- Born: c. 1961 (age 64–65) San Diego, California
- Other name: R. Andrew Rathbone
- Education: San Diego State University
- Occupation: Author, journalist;
- Years active: 1983–present
- Website: andyrathbone.com

= Andy Rathbone =

American writer

R. Andrew "Andy" Rathbone (born 1961) is the author of For Dummies books about Microsoft Windows as well as other computing books.

==Early life and education==
Rathbone was born in San Diego, California and attended Clairemont High School, where he was befriended by writer Cameron Crowe who was undercover as a student to research for his book, Fast Times at Ridgemont High, which was published in 1981 and released as a movie in 1982.

Mark "The Rat" Ratner, the shy teenager who has a crush on Jennifer Jason Leigh's character in the movie, was modeled on Rathbone, who was called "A Rat" by peers. The portrayal embarrassed Rathbone, who said "all the nerdy things I did were attributed to me and all the cool things I did attributed to someone else." He considered legal action but dropped it after talking to Crowe. Rathbone later said, "I didn't have too much going for me, and it hit hard". He was later featured in an article called "Geek God" in the March 13, 1995 issue of People magazine.

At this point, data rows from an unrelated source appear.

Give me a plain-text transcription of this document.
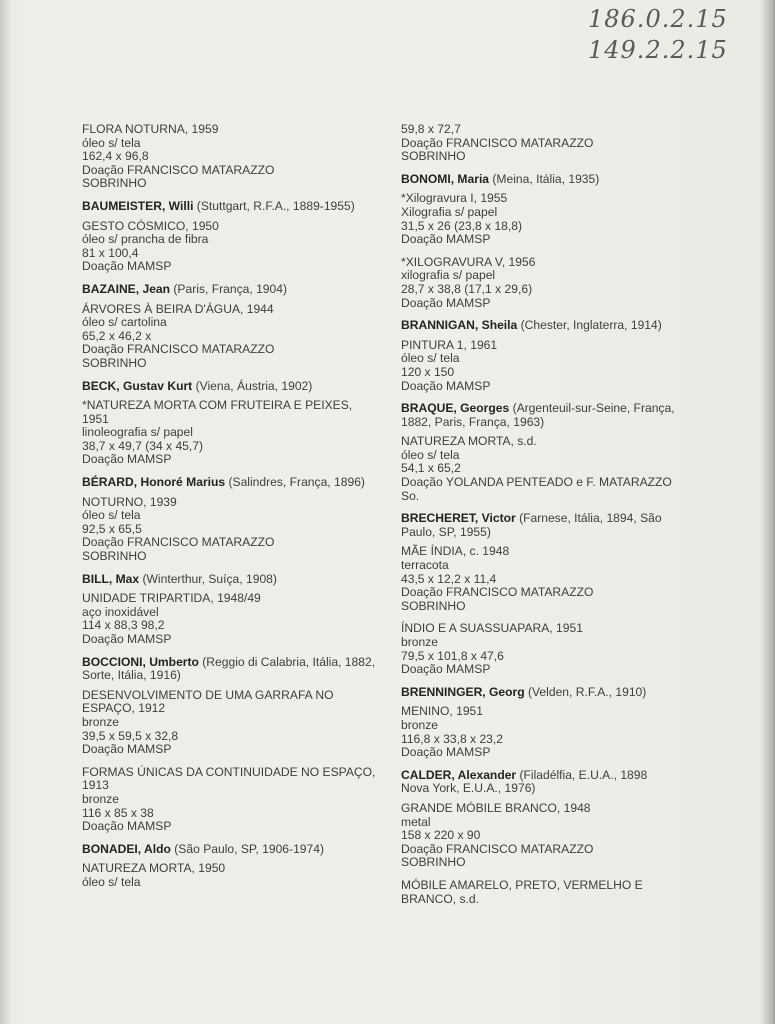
186.0.2.15
149.2.2.15
FLORA NOTURNA, 1959
óleo s/ tela
162,4 x 96,8
Doação FRANCISCO MATARAZZO
SOBRINHO
BAUMEISTER, Willi (Stuttgart, R.F.A., 1889-1955)
GESTO CÓSMICO, 1950
óleo s/ prancha de fibra
81 x 100,4
Doação MAMSP
BAZAINE, Jean (Paris, França, 1904)
ÁRVORES À BEIRA D'ÁGUA, 1944
óleo s/ cartolina
65,2 x 46,2 x
Doação FRANCISCO MATARAZZO
SOBRINHO
BECK, Gustav Kurt (Viena, Áustria, 1902)
*NATUREZA MORTA COM FRUTEIRA E PEIXES, 1951
linoleografia s/ papel
38,7 x 49,7 (34 x 45,7)
Doação MAMSP
BÉRARD, Honoré Marius (Salindres, França, 1896)
NOTURNO, 1939
óleo s/ tela
92,5 x 65,5
Doação FRANCISCO MATARAZZO
SOBRINHO
BILL, Max (Winterthur, Suíça, 1908)
UNIDADE TRIPARTIDA, 1948/49
aço inoxidável
114 x 88,3 98,2
Doação MAMSP
BOCCIONI, Umberto (Reggio di Calabria, Itália, 1882, Sorte, Itália, 1916)
DESENVOLVIMENTO DE UMA GARRAFA NO ESPAÇO, 1912
bronze
39,5 x 59,5 x 32,8
Doação MAMSP
FORMAS ÚNICAS DA CONTINUIDADE NO ESPAÇO, 1913
bronze
116 x 85 x 38
Doação MAMSP
BONADEI, Aldo (São Paulo, SP, 1906-1974)
NATUREZA MORTA, 1950
óleo s/ tela
59,8 x 72,7
Doação FRANCISCO MATARAZZO
SOBRINHO
BONOMI, Maria (Meina, Itália, 1935)
*Xilogravura I, 1955
Xilografia s/ papel
31,5 x 26 (23,8 x 18,8)
Doação MAMSP
*XILOGRAVURA V, 1956
xilografia s/ papel
28,7 x 38,8 (17,1 x 29,6)
Doação MAMSP
BRANNIGAN, Sheila (Chester, Inglaterra, 1914)
PINTURA 1, 1961
óleo s/ tela
120 x 150
Doação MAMSP
BRAQUE, Georges (Argenteuil-sur-Seine, França, 1882, Paris, França, 1963)
NATUREZA MORTA, s.d.
óleo s/ tela
54,1 x 65,2
Doação YOLANDA PENTEADO e F. MATARAZZO So.
BRECHERET, Victor (Farnese, Itália, 1894, São Paulo, SP, 1955)
MÃE ÍNDIA, c. 1948
terracota
43,5 x 12,2 x 11,4
Doação FRANCISCO MATARAZZO
SOBRINHO
ÍNDIO E A SUASSUAPARA, 1951
bronze
79,5 x 101,8 x 47,6
Doação MAMSP
BRENNINGER, Georg (Velden, R.F.A., 1910)
MENINO, 1951
bronze
116,8 x 33,8 x 23,2
Doação MAMSP
CALDER, Alexander (Filadélfia, E.U.A., 1898 Nova York, E.U.A., 1976)
GRANDE MÓBILE BRANCO, 1948
metal
158 x 220 x 90
Doação FRANCISCO MATARAZZO
SOBRINHO
MÓBILE AMARELO, PRETO, VERMELHO E BRANCO, s.d.
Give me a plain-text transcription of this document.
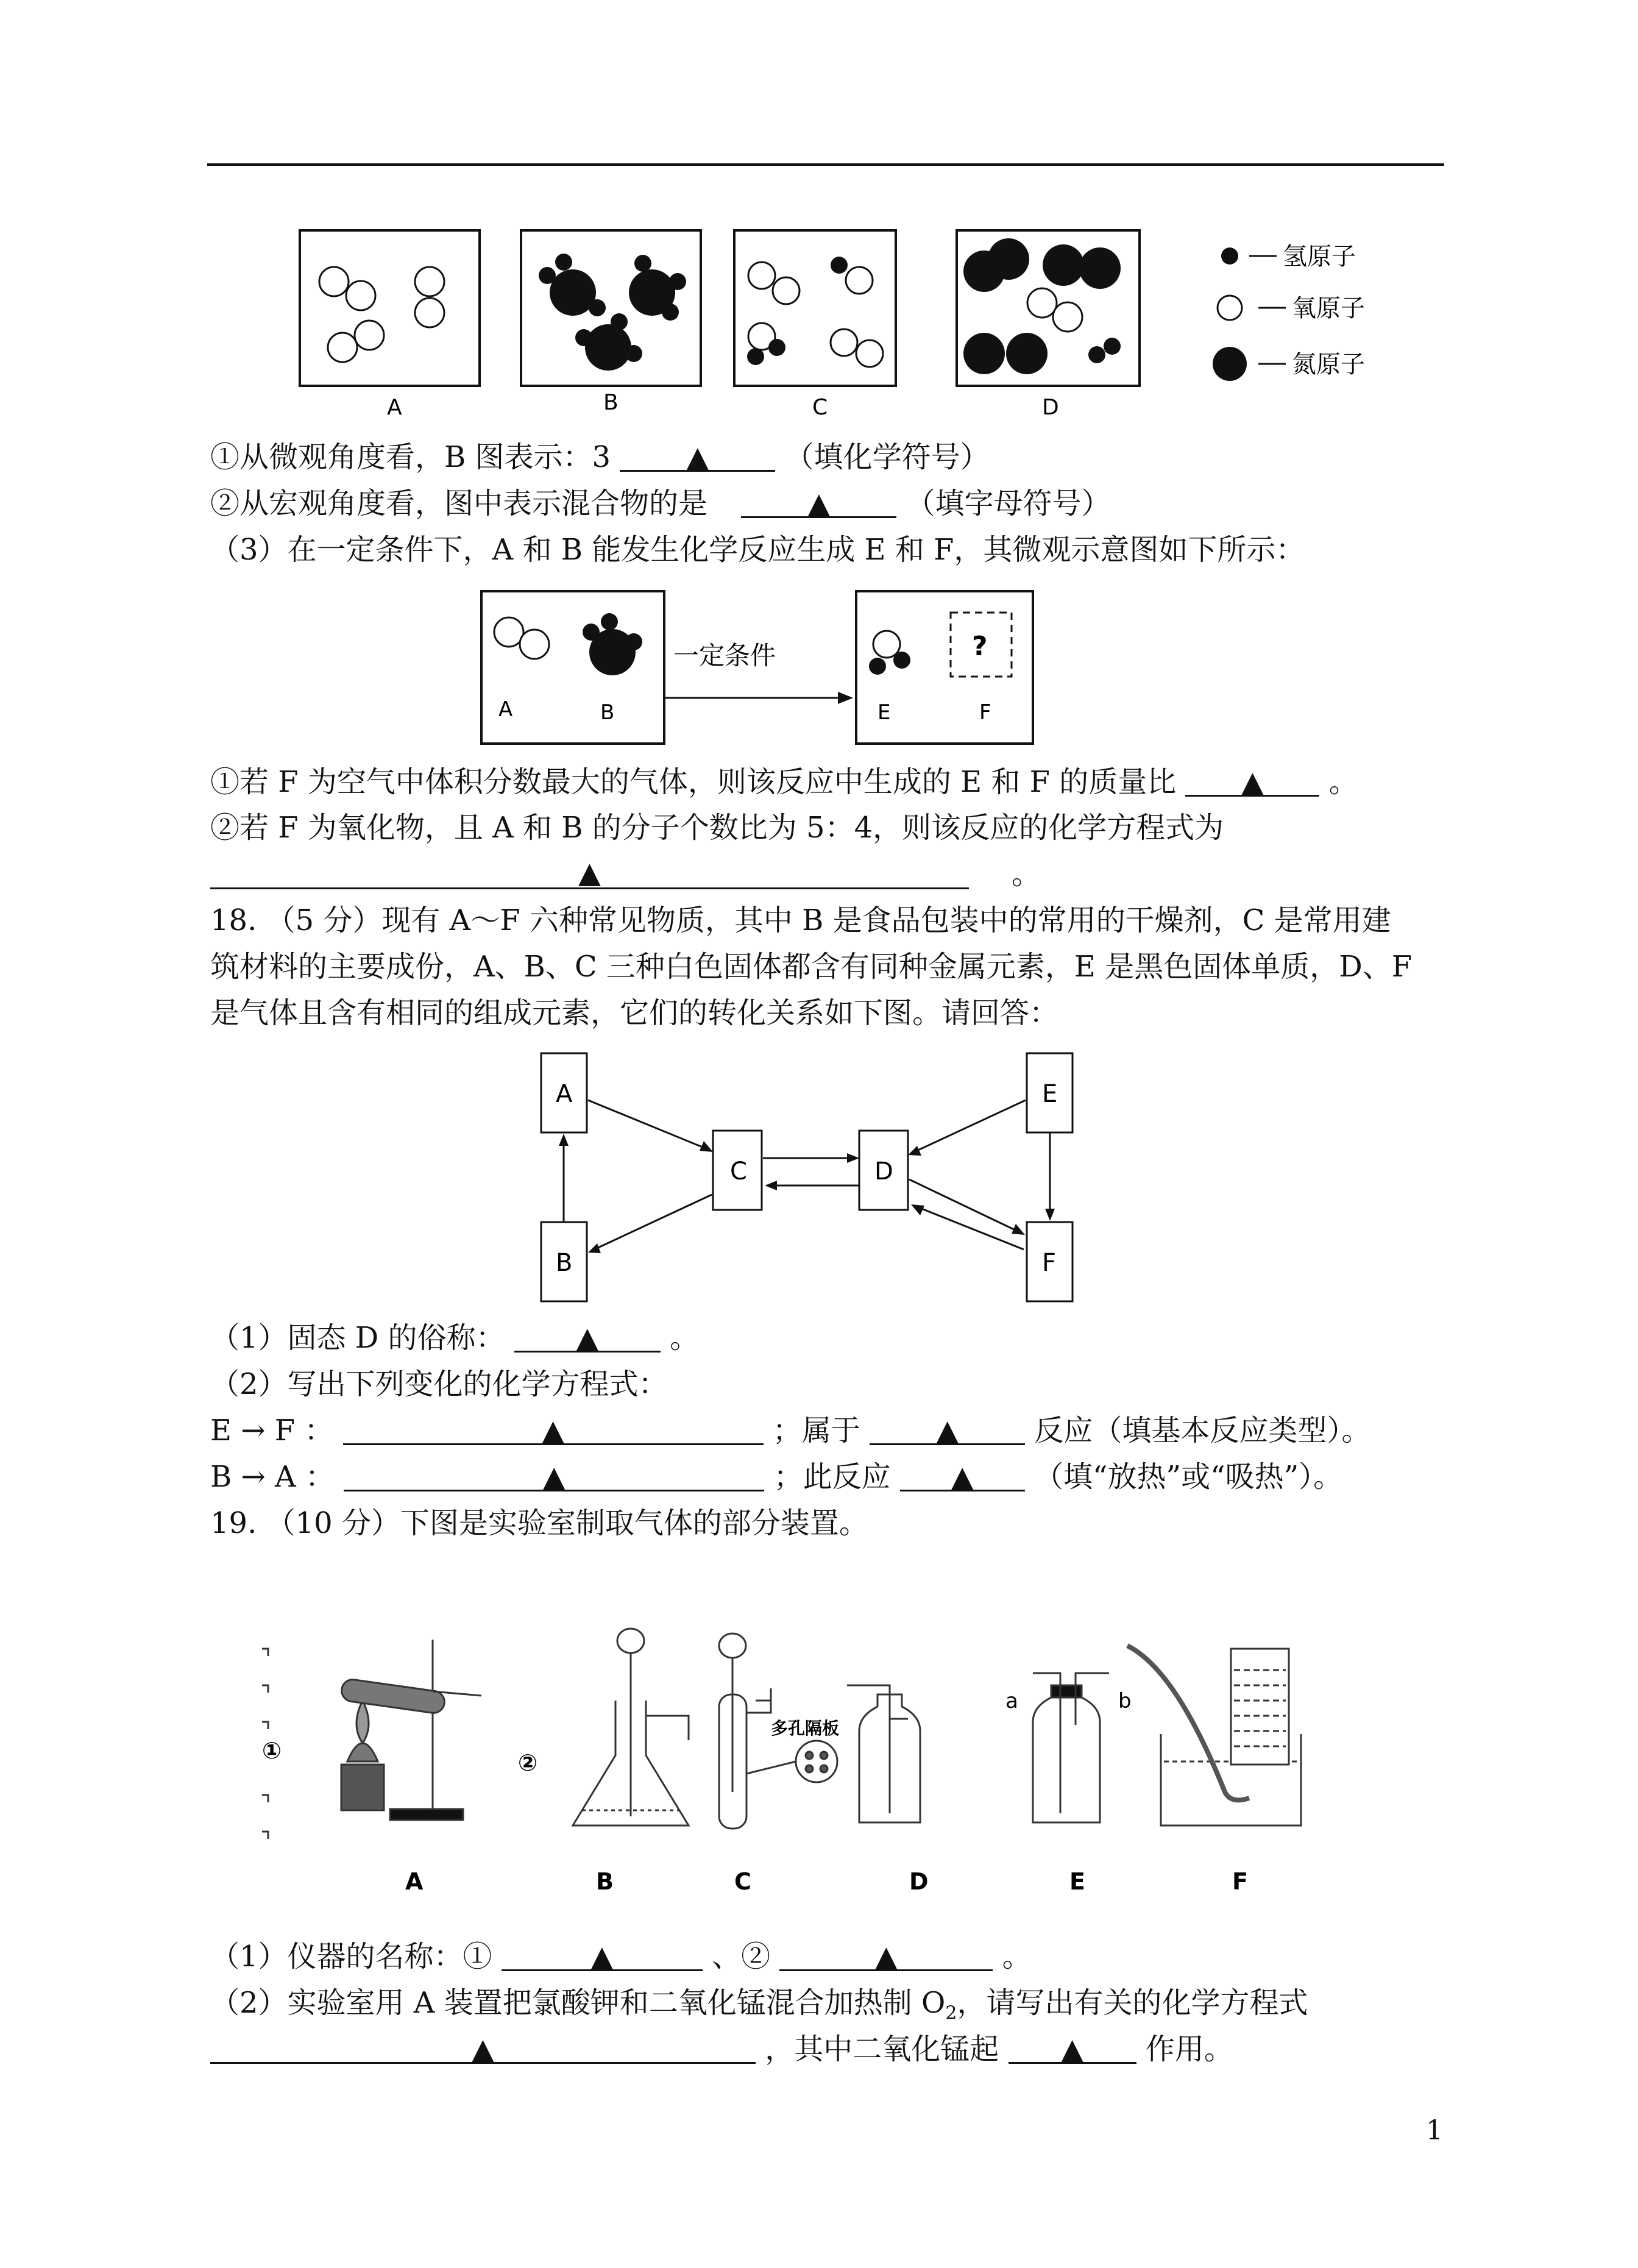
氢原子
氧原子
氮原子
A	B	C	D
①从微观角度看，B 图表示：3	▲	（填化学符号）
②从宏观角度看，图中表示混合物的是	▲	（填字母符号）
（3）在一定条件下，A 和 B 能发生化学反应生成 E 和 F，其微观示意图如下所示：
?
一定条件
A	B	E	F
①若 F 为空气中体积分数最大的气体，则该反应中生成的 E 和 F 的质量比 ▲ 。
②若 F 为氧化物，且 A 和 B 的分子个数比为 5：4，则该反应的化学方程式为
▲	。
18. （5 分）现有 A～F 六种常见物质，其中 B 是食品包装中的常用的干燥剂，C 是常用建
筑材料的主要成份，A、B、C 三种白色固体都含有同种金属元素，E 是黑色固体单质，D、F
是气体且含有相同的组成元素，它们的转化关系如下图。请回答：
A
B
C	D
E
F
（1）固态 D 的俗称： ▲ 。
（2）写出下列变化的化学方程式：
E → F ：	▲	；属于	▲	反应（填基本反应类型）。
B → A ：	▲	；此反应 ▲ （填“放热”或“吸热”）。
19. （10 分）下图是实验室制取气体的部分装置。
①	②
A	B	C	D	E	F
多孔隔板
a	b
（1）仪器的名称：①	▲	、②	▲	。
（2）实验室用 A 装置把氯酸钾和二氧化锰混合加热制 $O_2$，请写出有关的化学方程式
▲	，其中二氧化锰起 ▲ 作用。
1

Rathbone attended San Diego State University, where he majored in comparative literature and was the editor-in-chief of the Daily Aztec newspaper. He took three years off following the release of Fast Times at Ridgemont High, returning in 1984 and graduating in 1986.

==Career==
Rathbone worked as a reporter for the La Jolla Light newspaper and an editor at ComputorEdge Magazine, as well as freelancing for PC World, Computerworld and CompuServe.

In 1992, Rathbone coauthored PCs for Dummies with Dan Gookin, which became a New York Times bestseller. He went on to write various Windows for Dummies books and other computer guides, writing with humor (such as a "Ten Dumb Things You Can Do with a Laptop" chapter) and writing with his mom in mind, who "doesn't know anything about computers". Rathbone has published about 50 computer books. Several of his For Dummies books have made USA Todays bestseller list. In 1992, Rathbone’s Windows For Dummies became the world’s best-selling computer book and remains so with more than 15 million copies sold by 2019.

==Personal life==
Andy and Tina Rathbone got married after they met in 1989. Tina went on to write Modems for Dummies, and the couple traveled together to promote their books. They were spokespeople for Compaq computers. In 1995, it was reported that they lived in the Point Loma area of San Diego, California with their cat Laptop. Tina died in 2023.